Sacerdote e Sacedócio nos Evangelhos

  1. Introdução
  2. Sacerdócio no Período do NT
  3. Sacerdotes individuais nos Evangelhos​
  4. Chefe Sacerdotes

1. Introdução.
O próprio Israel deveria ser um “reino de sacerdotes” (Êx 19:4-6); no entanto, no início da história da nação, uma ordem sacerdotal foi constituída dentro de Israel e encarregada de representar o povo diante de Deus por meio dos assuntos de culto do tabernáculo/templo e da realização de sacrifícios. Após o Exílio, os sacerdotes desempenharam um papel principal na reorganização do povo (ver Judaísmo).

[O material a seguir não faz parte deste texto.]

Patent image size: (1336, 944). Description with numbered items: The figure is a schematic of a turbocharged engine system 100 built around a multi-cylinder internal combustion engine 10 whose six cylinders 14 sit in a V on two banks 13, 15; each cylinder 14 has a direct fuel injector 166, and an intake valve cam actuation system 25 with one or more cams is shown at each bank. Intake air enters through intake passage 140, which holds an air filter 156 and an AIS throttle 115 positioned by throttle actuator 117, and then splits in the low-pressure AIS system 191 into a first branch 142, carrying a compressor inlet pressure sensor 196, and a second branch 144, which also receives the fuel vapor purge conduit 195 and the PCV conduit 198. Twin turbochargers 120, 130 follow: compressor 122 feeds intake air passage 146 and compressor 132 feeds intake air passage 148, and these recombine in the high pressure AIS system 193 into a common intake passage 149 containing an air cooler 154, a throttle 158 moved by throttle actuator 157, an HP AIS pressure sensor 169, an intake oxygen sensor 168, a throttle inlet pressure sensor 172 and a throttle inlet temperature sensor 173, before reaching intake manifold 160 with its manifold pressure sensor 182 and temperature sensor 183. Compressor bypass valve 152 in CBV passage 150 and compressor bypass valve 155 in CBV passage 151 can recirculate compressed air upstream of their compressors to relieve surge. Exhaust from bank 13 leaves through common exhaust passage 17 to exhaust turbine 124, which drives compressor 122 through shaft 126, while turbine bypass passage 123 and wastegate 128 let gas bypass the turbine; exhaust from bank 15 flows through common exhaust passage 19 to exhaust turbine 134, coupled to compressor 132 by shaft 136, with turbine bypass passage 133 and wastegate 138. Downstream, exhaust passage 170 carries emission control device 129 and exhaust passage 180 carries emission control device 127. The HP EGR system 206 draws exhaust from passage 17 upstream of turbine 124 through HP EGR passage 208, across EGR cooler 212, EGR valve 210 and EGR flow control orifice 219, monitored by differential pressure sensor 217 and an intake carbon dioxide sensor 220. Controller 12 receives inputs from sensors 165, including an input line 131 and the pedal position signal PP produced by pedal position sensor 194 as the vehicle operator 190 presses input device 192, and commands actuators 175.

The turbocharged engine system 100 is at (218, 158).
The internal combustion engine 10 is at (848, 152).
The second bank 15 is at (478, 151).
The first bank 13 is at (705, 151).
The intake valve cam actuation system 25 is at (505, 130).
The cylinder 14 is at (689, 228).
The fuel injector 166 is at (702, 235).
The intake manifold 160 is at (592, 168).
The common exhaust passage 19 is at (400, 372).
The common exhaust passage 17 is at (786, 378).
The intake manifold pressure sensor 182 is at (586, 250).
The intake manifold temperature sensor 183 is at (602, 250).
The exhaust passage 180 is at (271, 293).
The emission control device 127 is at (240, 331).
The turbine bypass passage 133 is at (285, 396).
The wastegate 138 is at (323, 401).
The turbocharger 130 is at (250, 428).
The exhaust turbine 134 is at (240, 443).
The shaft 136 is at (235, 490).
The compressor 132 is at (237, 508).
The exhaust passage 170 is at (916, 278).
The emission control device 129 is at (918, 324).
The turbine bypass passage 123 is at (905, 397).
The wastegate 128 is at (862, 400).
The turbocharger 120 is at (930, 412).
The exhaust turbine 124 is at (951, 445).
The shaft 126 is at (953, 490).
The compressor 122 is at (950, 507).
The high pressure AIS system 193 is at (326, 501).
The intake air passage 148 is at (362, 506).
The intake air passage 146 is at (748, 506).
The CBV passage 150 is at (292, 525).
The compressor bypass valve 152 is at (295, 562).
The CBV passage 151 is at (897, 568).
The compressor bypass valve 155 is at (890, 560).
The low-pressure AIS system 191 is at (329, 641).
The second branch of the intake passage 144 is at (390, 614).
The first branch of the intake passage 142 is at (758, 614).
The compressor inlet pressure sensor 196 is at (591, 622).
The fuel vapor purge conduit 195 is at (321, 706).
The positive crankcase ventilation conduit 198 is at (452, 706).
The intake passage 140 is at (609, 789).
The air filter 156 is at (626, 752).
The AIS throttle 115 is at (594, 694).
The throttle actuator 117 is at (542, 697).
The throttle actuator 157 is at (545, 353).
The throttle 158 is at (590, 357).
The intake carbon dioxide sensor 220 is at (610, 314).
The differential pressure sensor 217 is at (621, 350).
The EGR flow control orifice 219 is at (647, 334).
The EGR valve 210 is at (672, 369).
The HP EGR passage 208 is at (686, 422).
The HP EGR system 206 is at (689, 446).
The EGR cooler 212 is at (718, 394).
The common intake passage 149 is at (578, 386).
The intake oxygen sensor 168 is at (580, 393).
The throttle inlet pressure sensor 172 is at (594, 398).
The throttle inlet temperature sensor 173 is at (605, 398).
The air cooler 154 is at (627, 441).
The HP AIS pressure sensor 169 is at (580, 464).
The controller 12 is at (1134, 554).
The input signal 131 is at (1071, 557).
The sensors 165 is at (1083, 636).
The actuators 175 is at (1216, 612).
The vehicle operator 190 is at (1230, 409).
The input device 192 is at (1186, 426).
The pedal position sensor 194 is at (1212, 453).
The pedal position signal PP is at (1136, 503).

Enquanto seu poder político aumentava e diminuía nos séculos que antecederam a era do NT, entre o povo de Deus suas posições de influência continuaram a receber legitimação divina até a destruição final do Templo por Roma (ver Destruição de Jerusalém); afinal, era deles o direito exclusivo de realizar sacrifícios (cf. Êx 28-29; Lv 8-10) em nome do povo de Deus. Além disso, após o Exílio, o Templo e seu sacerdócio se tornaram o destino de um fluxo crescente de dízimos e impostos, aumentando a centralidade do sacerdócio no cenário sociopolítico da Palestina na virada da era (ver Schürer, 2.257-74). Este retrato do poder e privilégio sacerdotal diz respeito especialmente aos sacerdotes que residem em Jerusalém, e não tanto aos sacerdotes de status inferior, como Zacarias (mencionado em Lc 1), de vilas e áreas mais rurais.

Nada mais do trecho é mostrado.